The credentials matter because they bracket the work. On one side, a finance and operations career as a CFO and CIO with oversight of budgets over USD 2 billion, including healthcare leadership roles. On the other, formal training as a CBT and NLP therapist. The Breakfast Leadership Network sits between those two, advising organisations on culture, retention, and burnout prevention.
The recognition is consistent. Thinkers360 places him in the Top 100 Global Thought Leaders on Culture, HR, Management, Change Management, and Health and Wellness, with Top 20 status on Culture. He hosts the Breakfast Leadership Show, named a Top 20 Global Thought Leadership podcast, and writes regularly for CEOWORLD Magazine and Thrive Global on the same set of questions a buyer is wrestling with: how to keep people, how to spot the signals early, and how to build a workplace that does not quietly cost you your best operators.
Key speaking topics
- Burnout prevention and recovery
- Workplace culture and retention
- Employee wellbeing as an operating discipline
- Boundaries and remote work performance
- Leadership under sustained pressure
- Talent retention and the cost of attrition
Ideal for
- CHROs and people leaders looking to reduce voluntary attrition and stabilise culture during sustained change.
- CEOs and COOs who want a credible business framing of burnout rather than a wellness add-on.
- Healthcare, financial services, and professional services audiences where pressure is structural and the cost of senior departures is high.
- Leadership teams introducing or relaunching hybrid and remote operating models.
Audience outcomes
- A clear read on the early operating signals of burnout, before they become resignations.
- Specific tactics for building boundaries into how teams work, not just how individuals cope.

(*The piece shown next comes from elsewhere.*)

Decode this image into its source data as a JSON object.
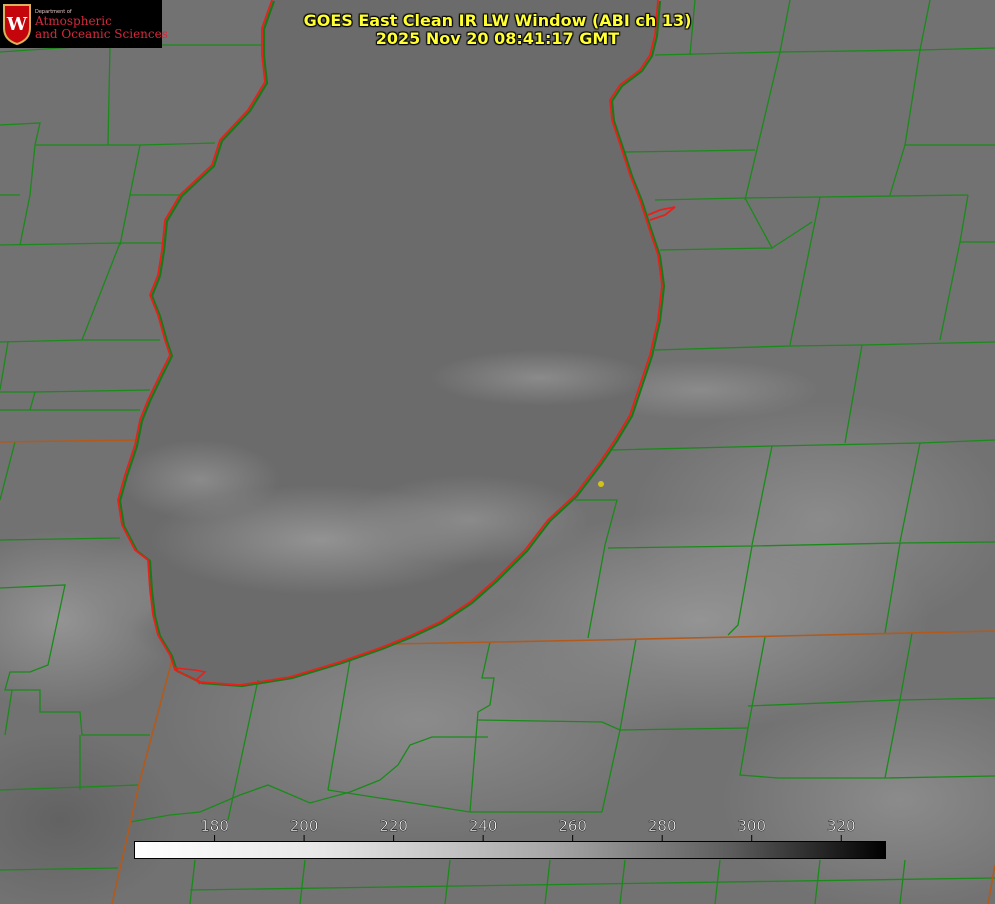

- A retention argument senior leaders can take into a budget conversation.
- Permission and language for executives to discuss pressure honestly without it reading as weakness.
- A practical model for connecting culture, wellbeing, and performance in the same operating cadence.
Talks
A first-person account of the 369-day cascade, translated into a leader’s playbook for spotting and stopping the same pattern in their own organisations.
Key takeaways:
- The early operating signals of burnout in senior teams, named and observable.
- How personal collapse and organisational collapse share the same warning signs.
- Specific interventions a leader can run without waiting for an HR programme.
A practical session on building a culture that retains senior talent, framed around the cost of attrition rather than the language of engagement.
Key takeaways:
- The structural choices that drive retention, separated from perks and slogans.
- How to read culture data the way an operator reads a P and L.
- What to fix first when a culture has started to slip.
A working session for hybrid and remote teams on protecting output without losing the flexibility that made the model work in the first place.
Key takeaways:
- The boundary failures that quietly destroy remote productivity.
- How leaders model the behaviour they want their teams to adopt.
- A simple operating cadence for hybrid teams that holds up over time.